The blueprint, he opines, is too near-sighted.
"What's going to happen after 2010? Policies should be for the longer term."
He feels the curriculum now puts too much stress on aca-demic intelligence, and not enough on a child's social and emotional quotient: "It is still too examination-oriented."
He notes that despite the difficult curriculum, the obsession for students to excel is much greater now than before. Students are pushed incessantly to get a sackful of As. With the excessive pressure exerted on them, many manage to.
"But for what?" asks Mohd Ali. "Academic achievement does not guarantee anyone anything. There is also not enough emphasis on integration, resulting in society becoming more racially polarised. In Malaysia, the curriculum should play an important role in the formation of fundamental attitudes and images and in promoting national unity and integration. There is insufficient focus on values and the moral dimension."

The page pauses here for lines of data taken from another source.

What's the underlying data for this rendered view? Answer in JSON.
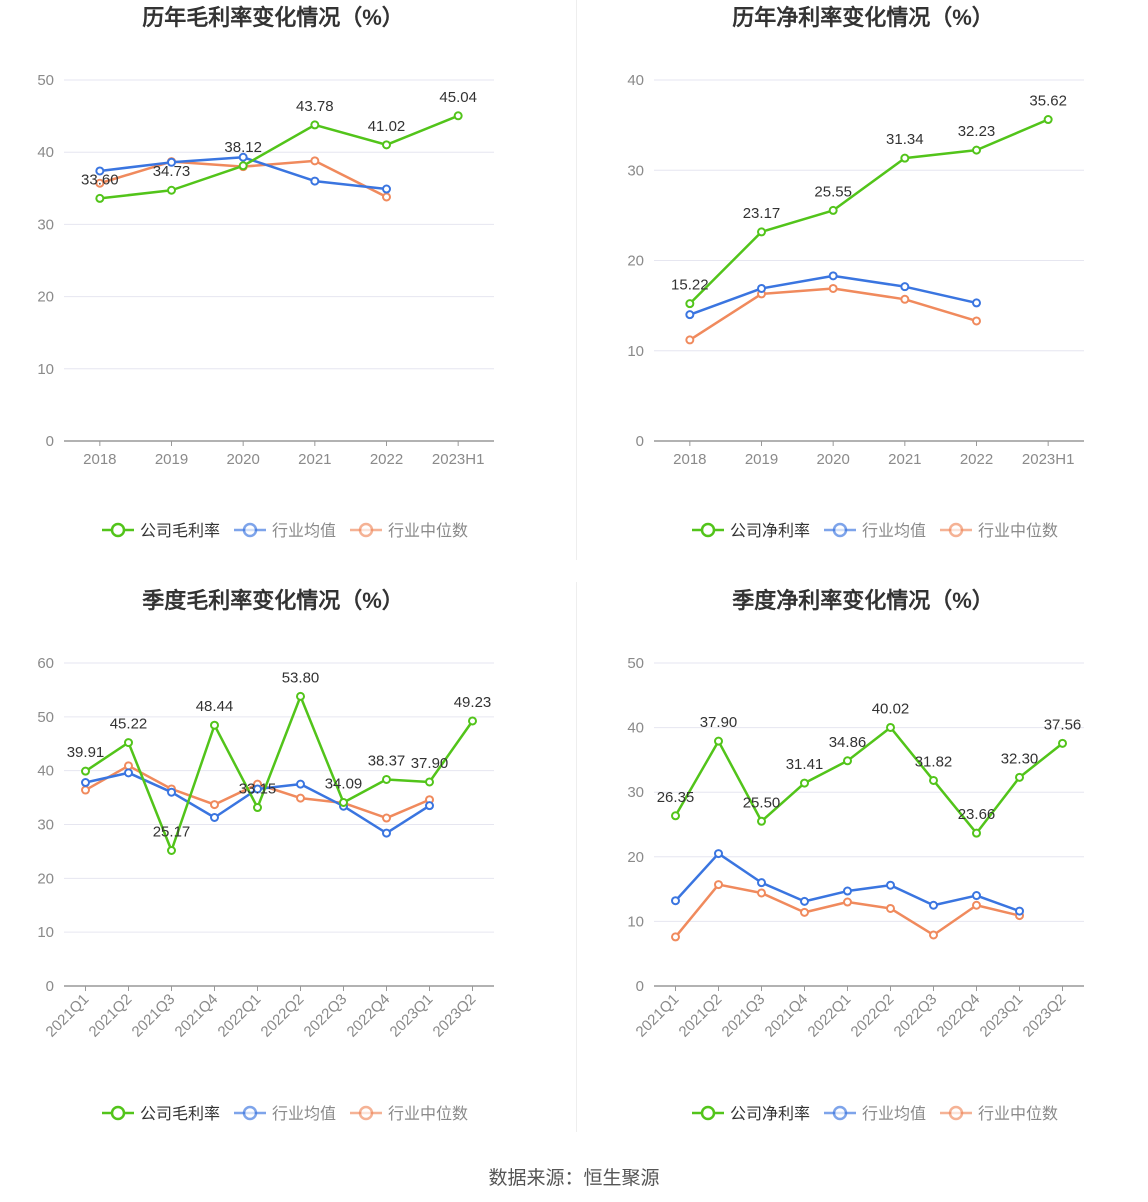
{
  "colors": {
    "company": "#52c41a",
    "industry_avg": "#3a75e0",
    "industry_median": "#f08a5d",
    "grid": "#e6e6f0",
    "axis": "#999999",
    "tick_text": "#8a8a8a",
    "label_text": "#333333",
    "title_text": "#333333"
  },
  "source": "数据来源：恒生聚源",
  "chart_data": [
    {
      "type": "line",
      "title": "历年毛利率变化情况（%）",
      "categories": [
        "2018",
        "2019",
        "2020",
        "2021",
        "2022",
        "2023H1"
      ],
      "ylim": [
        0,
        50
      ],
      "yticks": [
        0,
        10,
        20,
        30,
        40,
        50
      ],
      "rotate_x_labels": false,
      "series": [
        {
          "name": "公司毛利率",
          "key": "company",
          "values": [
            33.6,
            34.73,
            38.12,
            43.78,
            41.02,
            45.04
          ],
          "labels": [
            "33.60",
            "34.73",
            "38.12",
            "43.78",
            "41.02",
            "45.04"
          ]
        },
        {
          "name": "行业均值",
          "key": "industry_avg",
          "values": [
            37.4,
            38.6,
            39.3,
            36.0,
            34.9,
            null
          ]
        },
        {
          "name": "行业中位数",
          "key": "industry_median",
          "values": [
            35.7,
            38.7,
            38.0,
            38.8,
            33.8,
            null
          ]
        }
      ]
    },
    {
      "type": "line",
      "title": "历年净利率变化情况（%）",
      "categories": [
        "2018",
        "2019",
        "2020",
        "2021",
        "2022",
        "2023H1"
      ],
      "ylim": [
        0,
        40
      ],
      "yticks": [
        0,
        10,
        20,
        30,
        40
      ],
      "rotate_x_labels": false,
      "series": [
        {
          "name": "公司净利率",
          "key": "company",
          "values": [
            15.22,
            23.17,
            25.55,
            31.34,
            32.23,
            35.62
          ],
          "labels": [
            "15.22",
            "23.17",
            "25.55",
            "31.34",
            "32.23",
            "35.62"
          ]
        },
        {
          "name": "行业均值",
          "key": "industry_avg",
          "values": [
            14.0,
            16.9,
            18.3,
            17.1,
            15.3,
            null
          ]
        },
        {
          "name": "行业中位数",
          "key": "industry_median",
          "values": [
            11.2,
            16.3,
            16.9,
            15.7,
            13.3,
            null
          ]
        }
      ]
    },
    {
      "type": "line",
      "title": "季度毛利率变化情况（%）",
      "categories": [
        "2021Q1",
        "2021Q2",
        "2021Q3",
        "2021Q4",
        "2022Q1",
        "2022Q2",
        "2022Q3",
        "2022Q4",
        "2023Q1",
        "2023Q2"
      ],
      "ylim": [
        0,
        60
      ],
      "yticks": [
        0,
        10,
        20,
        30,
        40,
        50,
        60
      ],
      "rotate_x_labels": true,
      "series": [
        {
          "name": "公司毛利率",
          "key": "company",
          "values": [
            39.91,
            45.22,
            25.17,
            48.44,
            33.15,
            53.8,
            34.09,
            38.37,
            37.9,
            49.23
          ],
          "labels": [
            "39.91",
            "45.22",
            "25.17",
            "48.44",
            "33.15",
            "53.80",
            "34.09",
            "38.37",
            "37.90",
            "49.23"
          ]
        },
        {
          "name": "行业均值",
          "key": "industry_avg",
          "values": [
            37.8,
            39.6,
            36.0,
            31.3,
            36.6,
            37.5,
            33.4,
            28.4,
            33.5,
            null
          ]
        },
        {
          "name": "行业中位数",
          "key": "industry_median",
          "values": [
            36.4,
            40.9,
            36.6,
            33.7,
            37.5,
            34.9,
            34.0,
            31.2,
            34.6,
            null
          ]
        }
      ]
    },
    {
      "type": "line",
      "title": "季度净利率变化情况（%）",
      "categories": [
        "2021Q1",
        "2021Q2",
        "2021Q3",
        "2021Q4",
        "2022Q1",
        "2022Q2",
        "2022Q3",
        "2022Q4",
        "2023Q1",
        "2023Q2"
      ],
      "ylim": [
        0,
        50
      ],
      "yticks": [
        0,
        10,
        20,
        30,
        40,
        50
      ],
      "rotate_x_labels": true,
      "series": [
        {
          "name": "公司净利率",
          "key": "company",
          "values": [
            26.35,
            37.9,
            25.5,
            31.41,
            34.86,
            40.02,
            31.82,
            23.66,
            32.3,
            37.56
          ],
          "labels": [
            "26.35",
            "37.90",
            "25.50",
            "31.41",
            "34.86",
            "40.02",
            "31.82",
            "23.66",
            "32.30",
            "37.56"
          ]
        },
        {
          "name": "行业均值",
          "key": "industry_avg",
          "values": [
            13.2,
            20.5,
            16.0,
            13.1,
            14.7,
            15.6,
            12.5,
            14.0,
            11.6,
            null
          ]
        },
        {
          "name": "行业中位数",
          "key": "industry_median",
          "values": [
            7.6,
            15.7,
            14.4,
            11.4,
            13.0,
            12.0,
            7.9,
            12.5,
            10.9,
            null
          ]
        }
      ]
    }
  ]
}
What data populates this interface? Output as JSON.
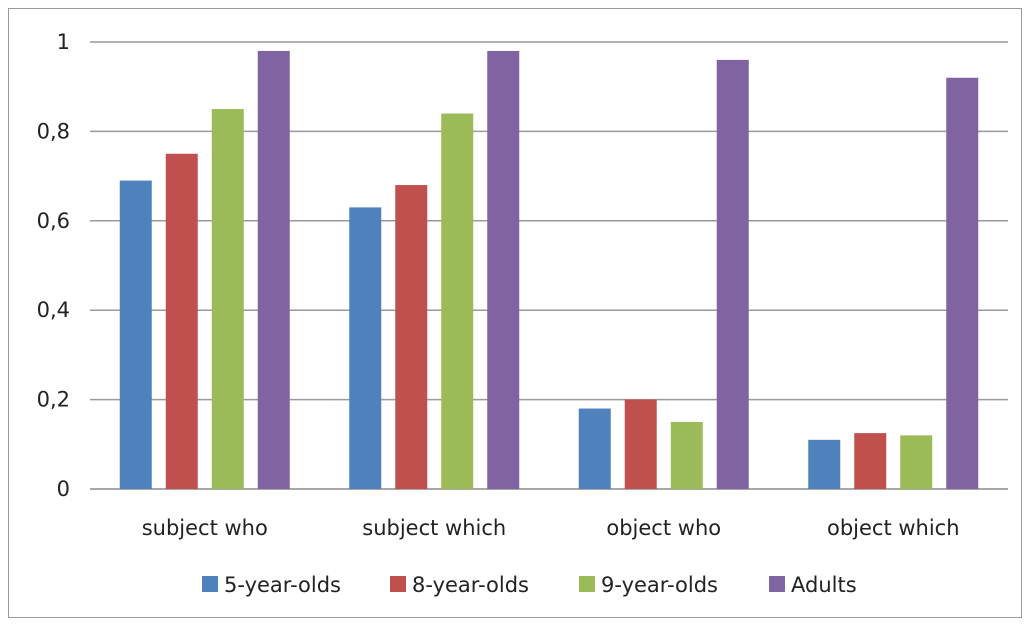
{
  "chart_data": {
    "type": "bar",
    "categories": [
      "subject who",
      "subject which",
      "object who",
      "object which"
    ],
    "series": [
      {
        "name": "5-year-olds",
        "color": "#4f81bd",
        "values": [
          0.69,
          0.63,
          0.18,
          0.11
        ]
      },
      {
        "name": "8-year-olds",
        "color": "#c0504d",
        "values": [
          0.75,
          0.68,
          0.2,
          0.125
        ]
      },
      {
        "name": "9-year-olds",
        "color": "#9bbb59",
        "values": [
          0.85,
          0.84,
          0.15,
          0.12
        ]
      },
      {
        "name": "Adults",
        "color": "#8064a2",
        "values": [
          0.98,
          0.98,
          0.96,
          0.92
        ]
      }
    ],
    "yticks": [
      "0",
      "0,2",
      "0,4",
      "0,6",
      "0,8",
      "1"
    ],
    "ylim": [
      0,
      1
    ],
    "grid": true,
    "legend_position": "bottom"
  }
}
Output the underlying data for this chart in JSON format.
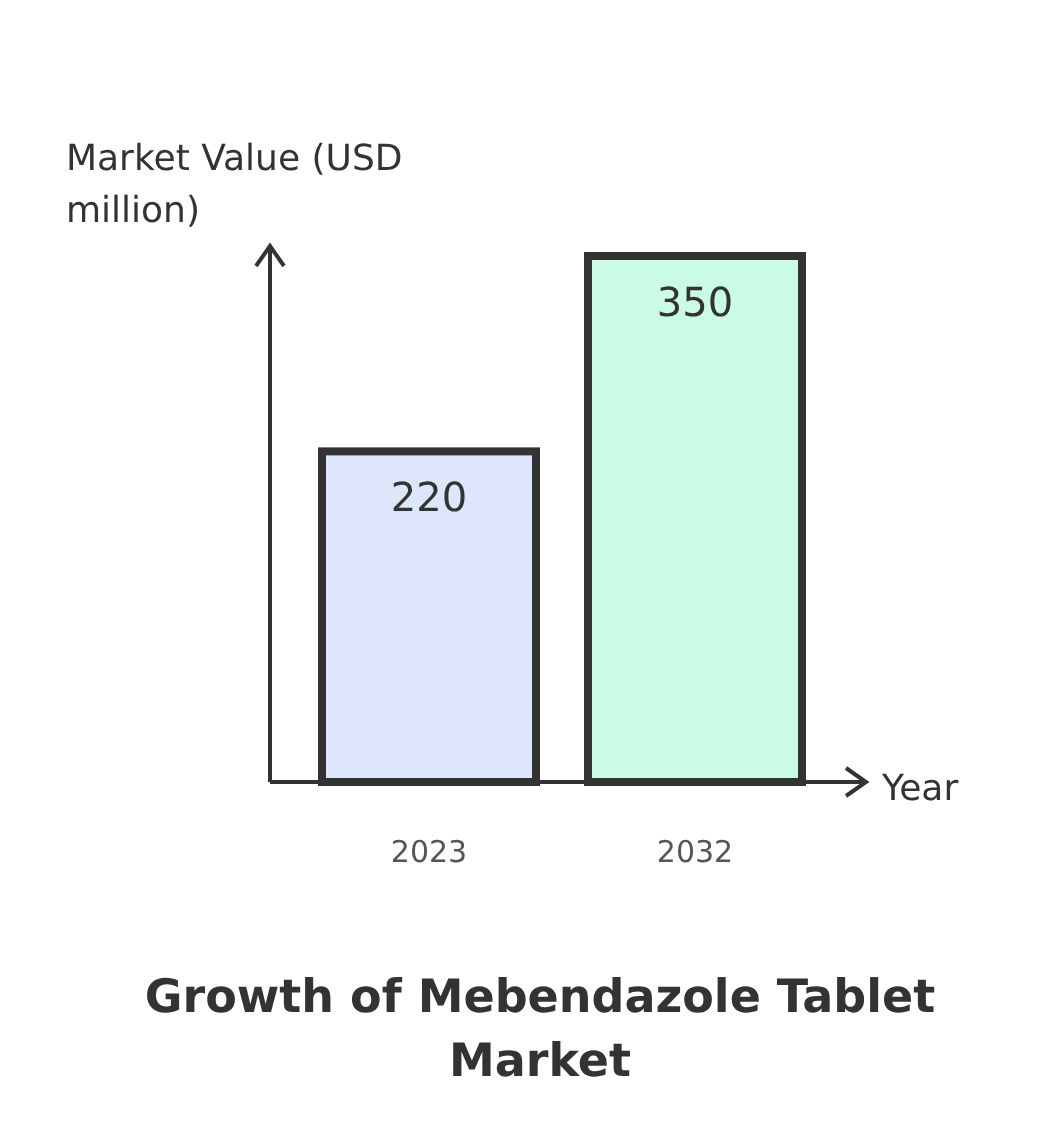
{
  "chart_data": {
    "type": "bar",
    "title": "Growth of Mebendazole Tablet Market",
    "xlabel": "Year",
    "ylabel": "Market Value (USD million)",
    "categories": [
      "2023",
      "2032"
    ],
    "values": [
      220,
      350
    ],
    "colors": [
      "#dde6fb",
      "#c9fbe5"
    ],
    "data_labels": true
  }
}
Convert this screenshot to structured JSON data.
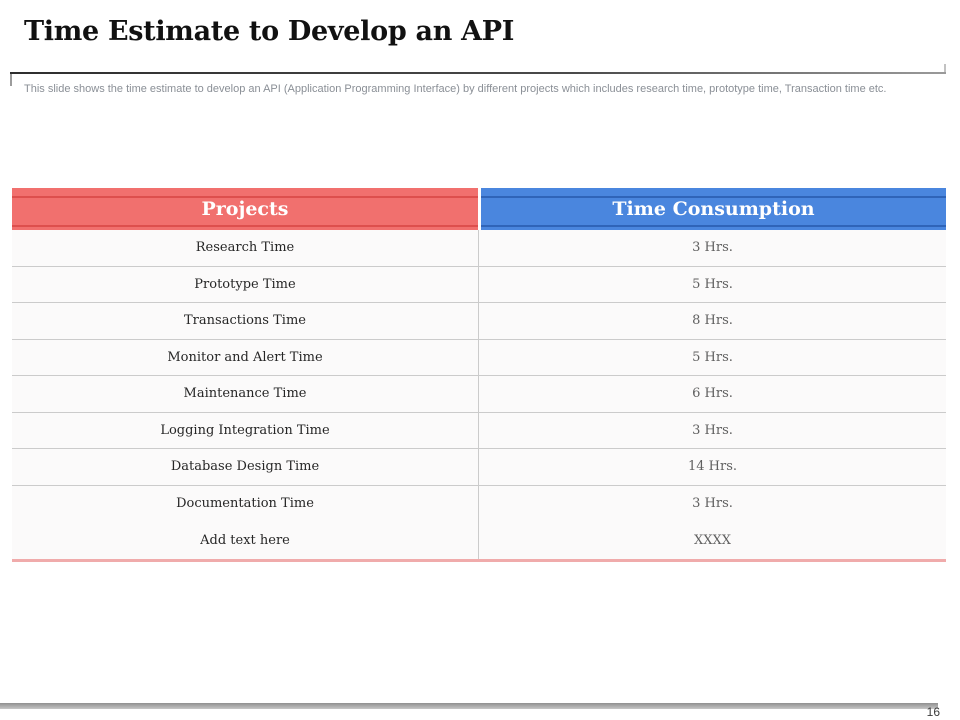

The call for a commission on education is not new. Former unionist Datuk N. Siva Subramaniam recalls making such a proposal in the 1990s when he was secretary-general of the National Union of the Teaching Profession. In fact, the recommendation for such a commission to look into problems related to the curriculum and teachers' service conditions was raised many times over the years.
Unfortunately, the response from the ministry has been tepid.
Siva Subramaniam agrees that more and more elements are being added to the curriculum: "Proposals come from all over. Pressure groups ask for even road safety to be included. Is it all necessary?" asks the former headmaster.
"In those days, the most important thing was to ensure that pupils mastered the 3Rs of reading, writing and arithmetic first. Now, the curriculum is so advanced and there is not enough focus on reading and writing."
Nothing short of a major overhaul is necessary to correct the deficiencies in the curriculum, he notes.
But before this can be done, the ministry needs to talk to all stakeholders to get a clearer picture of what is happening on the ground.